The finding that the respondent did not bargain with the intent of reaching an agreement is also supported by events surrounding the withdrawal of recognition. When the union called a strike, respondent advised several employees they would have to resign from the union to return to work. Respondent typed a letter of resignation for one employee and furnished postage and mailed letters of resignation for two others. Contrary to respondent's contention, these events occurred prior to the last bargaining session at which respondent withdrew recognition.

Finally, the Board relied upon respondent's "declared objective of going 'nonunion.' " The Board found this "declaration" in a letter written by respondent to the union shortly before the master agreement expired. The letter stated, "we do not wish to continue in the union, however we are willing to sit at the bargaining table and bargain with you if you wish." Although the letter is ambiguous, we cannot say the Board's interpretation is improbable, especially in light of subsequent events. Accordingly, the Board properly considered the letter as evidence of bad faith.

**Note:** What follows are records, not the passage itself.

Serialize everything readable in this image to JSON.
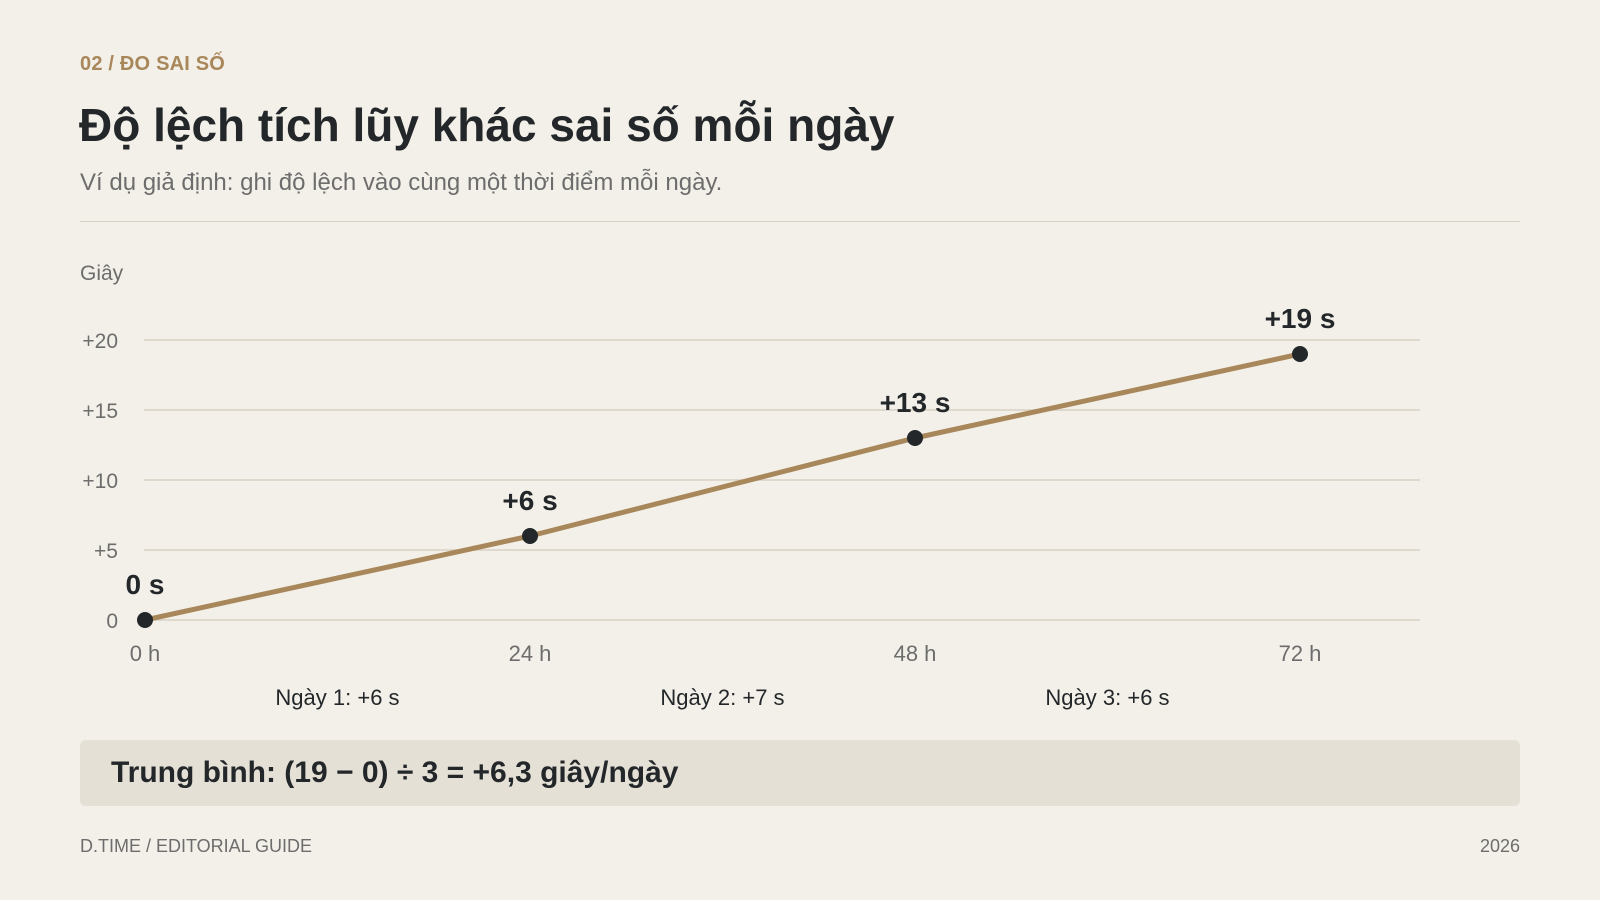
{
  "header": {
    "eyebrow": "02 / ĐO SAI SỐ",
    "title": "Độ lệch tích lũy khác sai số mỗi ngày",
    "subtitle": "Ví dụ giả định: ghi độ lệch vào cùng một thời điểm mỗi ngày."
  },
  "chart_data": {
    "type": "line",
    "ylabel": "Giây",
    "x": [
      "0 h",
      "24 h",
      "48 h",
      "72 h"
    ],
    "y_ticks": [
      "0",
      "+5",
      "+10",
      "+15",
      "+20"
    ],
    "y_tick_values": [
      0,
      5,
      10,
      15,
      20
    ],
    "ylim": [
      0,
      20
    ],
    "series": [
      {
        "values": [
          0,
          6,
          13,
          19
        ],
        "labels": [
          "0 s",
          "+6 s",
          "+13 s",
          "+19 s"
        ],
        "color": "#a8875a"
      }
    ],
    "interval_labels": [
      "Ngày 1: +6 s",
      "Ngày 2: +7 s",
      "Ngày 3: +6 s"
    ],
    "grid": true
  },
  "summary": {
    "text": "Trung bình: (19 − 0) ÷ 3 = +6,3 giây/ngày"
  },
  "footer": {
    "left": "D.TIME / EDITORIAL GUIDE",
    "right": "2026"
  },
  "colors": {
    "background": "#f3f0e9",
    "accent": "#a8875a",
    "text": "#23272a",
    "muted": "#6d6d6d",
    "grid": "#d8d1c3",
    "summary_bg": "#e5e0d6",
    "point": "#23272a"
  }
}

ENFORCEMENT is GRANTED in part and DENIED in part, and the case REMANDED in part to the Board for further preceedings in accordance with this opinion.


Honorable A. Andrew Hauk, District Judge, United States District Court for the Central District of California, sitting by designation


Section 8(d) provides in relevant part:

(W)here there is in effect a collective-bargaining contract covering employees in an industry affecting commerce, the duty to bargain collectively shall also mean that no party to such contract shall terminate or modify such contract, unless the party desiring such termination or modification

(1) serves a written notice upon the other party to the contract of the proposed termination or modification sixty days prior to the expiration date thereof, or in the event such contract contains no expiration date, sixty days prior to the time it is proposed to make such termination or modification;

(2) offers to meet and confer with the other party for the purpose of negotiating a new contract or a contract containing the proposed modifications;

(3) notifies the Federal Mediation and Conciliation Service within thirty days after such notice of the existence of a dispute, and simultaneously therewith notifies any State or Territory agency established to mediate and conciliate disputes within the State or Territory where the dispute occurred, provided no agreement has been reached by that time; and

(4) continues in full force and effect, without resorting to strike or lock-out, all the terms and conditions of the existing contract for a period of sixty days after such notice is given or until the expiration date of such contract, whichever occurs later.